Chemical formula: C₁₅H₁₁ClN₂O₂ Molecular mass: 286.713 g/mol PubChem compound: 4616
If the product is prescribed to a woman of childbearing potential, she should be warned to contact her physician regarding discontinuance of the product if she intends to become or suspects that she is pregnant.
Benzodiazepines should not be used during pregnancy, especially during the first and last trimesters. Benzodiazepines may cause foetal damage when administered to pregnant women.
There is a possibility that infants born to mothers who took benzodiazepines chronically during the later stages of pregnancy may develop physical dependence. The infant may also develop withdrawal symptoms during the postnatal period such as hypoactivity, hypotonia, hypothermia, respiratory depression, apnoea, feeding problems, and impaired metabolic response to cold stress.

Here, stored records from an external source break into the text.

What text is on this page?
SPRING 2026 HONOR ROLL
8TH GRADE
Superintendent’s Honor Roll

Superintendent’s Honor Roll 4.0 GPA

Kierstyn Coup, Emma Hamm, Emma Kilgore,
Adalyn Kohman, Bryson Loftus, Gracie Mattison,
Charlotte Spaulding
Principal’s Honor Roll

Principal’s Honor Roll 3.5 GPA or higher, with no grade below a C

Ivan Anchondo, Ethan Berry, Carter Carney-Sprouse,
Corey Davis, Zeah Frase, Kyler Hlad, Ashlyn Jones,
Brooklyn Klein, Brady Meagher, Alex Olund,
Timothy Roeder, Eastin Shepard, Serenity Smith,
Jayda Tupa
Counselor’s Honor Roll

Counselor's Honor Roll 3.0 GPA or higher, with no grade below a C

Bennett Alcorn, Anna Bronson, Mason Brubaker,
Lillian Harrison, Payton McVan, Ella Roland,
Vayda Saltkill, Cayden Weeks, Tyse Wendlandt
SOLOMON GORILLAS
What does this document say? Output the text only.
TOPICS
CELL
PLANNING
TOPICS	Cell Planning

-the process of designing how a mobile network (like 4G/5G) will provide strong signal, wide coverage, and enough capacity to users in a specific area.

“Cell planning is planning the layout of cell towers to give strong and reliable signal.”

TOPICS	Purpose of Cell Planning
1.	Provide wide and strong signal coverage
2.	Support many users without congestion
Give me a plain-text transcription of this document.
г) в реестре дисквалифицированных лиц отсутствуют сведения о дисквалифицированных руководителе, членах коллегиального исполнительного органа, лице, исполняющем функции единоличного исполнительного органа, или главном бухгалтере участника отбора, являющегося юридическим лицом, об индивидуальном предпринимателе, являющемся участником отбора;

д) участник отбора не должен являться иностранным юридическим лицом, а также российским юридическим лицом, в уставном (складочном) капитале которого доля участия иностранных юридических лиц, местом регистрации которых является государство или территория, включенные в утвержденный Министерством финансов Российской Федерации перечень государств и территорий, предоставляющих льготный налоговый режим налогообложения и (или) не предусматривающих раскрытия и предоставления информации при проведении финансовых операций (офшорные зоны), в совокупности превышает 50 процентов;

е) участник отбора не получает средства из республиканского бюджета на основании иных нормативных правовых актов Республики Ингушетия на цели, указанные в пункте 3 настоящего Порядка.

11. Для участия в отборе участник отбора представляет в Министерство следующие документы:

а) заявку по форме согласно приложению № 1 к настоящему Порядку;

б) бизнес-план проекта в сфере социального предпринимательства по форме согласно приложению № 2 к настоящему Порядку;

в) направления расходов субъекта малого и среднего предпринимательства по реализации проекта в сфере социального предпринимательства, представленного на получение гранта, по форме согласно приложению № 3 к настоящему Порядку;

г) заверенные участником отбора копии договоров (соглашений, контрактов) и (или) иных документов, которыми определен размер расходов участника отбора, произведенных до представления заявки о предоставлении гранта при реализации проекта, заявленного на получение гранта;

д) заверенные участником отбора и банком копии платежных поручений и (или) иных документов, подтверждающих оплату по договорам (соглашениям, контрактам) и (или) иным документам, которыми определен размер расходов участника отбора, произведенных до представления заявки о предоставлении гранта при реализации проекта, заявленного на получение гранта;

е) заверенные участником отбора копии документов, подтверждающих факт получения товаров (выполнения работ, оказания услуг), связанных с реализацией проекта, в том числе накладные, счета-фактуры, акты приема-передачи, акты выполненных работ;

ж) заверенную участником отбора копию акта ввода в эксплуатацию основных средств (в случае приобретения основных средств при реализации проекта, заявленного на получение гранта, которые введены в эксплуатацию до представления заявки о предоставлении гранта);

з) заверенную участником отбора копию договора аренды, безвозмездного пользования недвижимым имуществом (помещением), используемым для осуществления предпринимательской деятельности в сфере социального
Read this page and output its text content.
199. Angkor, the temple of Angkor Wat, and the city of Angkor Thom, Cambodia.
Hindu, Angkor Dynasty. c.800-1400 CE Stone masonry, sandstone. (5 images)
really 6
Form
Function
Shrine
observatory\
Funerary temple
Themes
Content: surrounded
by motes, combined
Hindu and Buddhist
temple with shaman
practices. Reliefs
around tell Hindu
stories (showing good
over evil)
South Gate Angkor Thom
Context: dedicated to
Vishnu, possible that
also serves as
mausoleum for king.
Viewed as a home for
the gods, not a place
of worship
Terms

The concentration of oxazepam and its conjugate in human breast milk is approximately 10% of the plasma level. Therefore, oxazepam should not be administered to breast-feeding mothers.
Sedation, amnesia, dizziness and impaired muscular function may adversely affect the ability to drive or use machines. If insufficient sleep occurs, the likelihood of impaired alertness may be increased.
This medicine can impair cognitive function and can affect a patient’s ability to drive safely. This class of medicine is in the list of drugs included in regulations under 5a of the Road Traffic Act 1988. When prescribing this medicine, patients should be told:
*The medicine is likely to affect your ability to drive
Blood and lymphatic system disorders: Blood dyscrasias, leucopenia
Psychiatric disorders: Mild drowsiness*, disorientation, dreams, †nightmares, lethargy, amnesia (see below), mild excitatory effects with stimulation of effect**, numbed emotions, reduced alertness, †restlessness, †agitation, †irritability, †delusions, †rages, †psychoses, †inappropriate behaviour, behavioural adverse effects including paradoxical †aggressive outbursts, excitement, †hallucinations, confusion, uncovering of depression with suicidal tendencies***.
† These are more likely to occur in children and the elderly.
Nervous system disorders: Dizziness, light-headedness*, ataxia, vertigo, headache, syncope, slurred speech, tremor, dysarthria.
Eye disorders: Blurred vision, double vision.
Vascular disorders: Hypotension.
Gastrointestinal disorders: Nausea, salivation changes, gastro-intestinal disturbances.
Hepatobiliary disorders: Increased liver enzymes, jaundice.
Skin and subcutaneous tissue disorders: Minor diffuse skin rashes (morbilliform, urticarial and maculopapular).
Musculoskeletal and connective tissue disorders: Muscle weakness.
Renal and urinary disorders: Incontinence, urinary retention.
Reproductive system and breast disorders: Altered libido.
General disorders and administration site conditions: Fever, oedema, fatigue.
Injury, poisoning and procedural complications: Fall.
* Commonly seen in the first few days of therapy. If this becomes troublesome dosage should be reduced.
** Reported in psychiatric patients and usually occur within the first few weeks of therapy.
*** Extreme caution should therefore be exercised in prescribing benzodiazepines to patients with personality disorders.
Anterograde amnesia may occur using therapeutic dosages, the risk increasing at higher dosages. Amnesic effects may be associated with inappropriate behaviour.
When used at the appropriate recommended dosage for short term treatment of anxiety the dependence potential of oxazepam is low. However, the risk of dependence increases with higher doses and longer-term use and is further increased in patients with a history of alcoholism, drug abuse or in patients with marked personality disorders.
As with all benzodiazepines, withdrawal may be associated with physiological and psychological symptoms including depression, persistent tinnitus, involuntary movements, paraesthesia, perceptual changes, confusion, convulsions, muscle cramps, abdominal cramps and vomiting.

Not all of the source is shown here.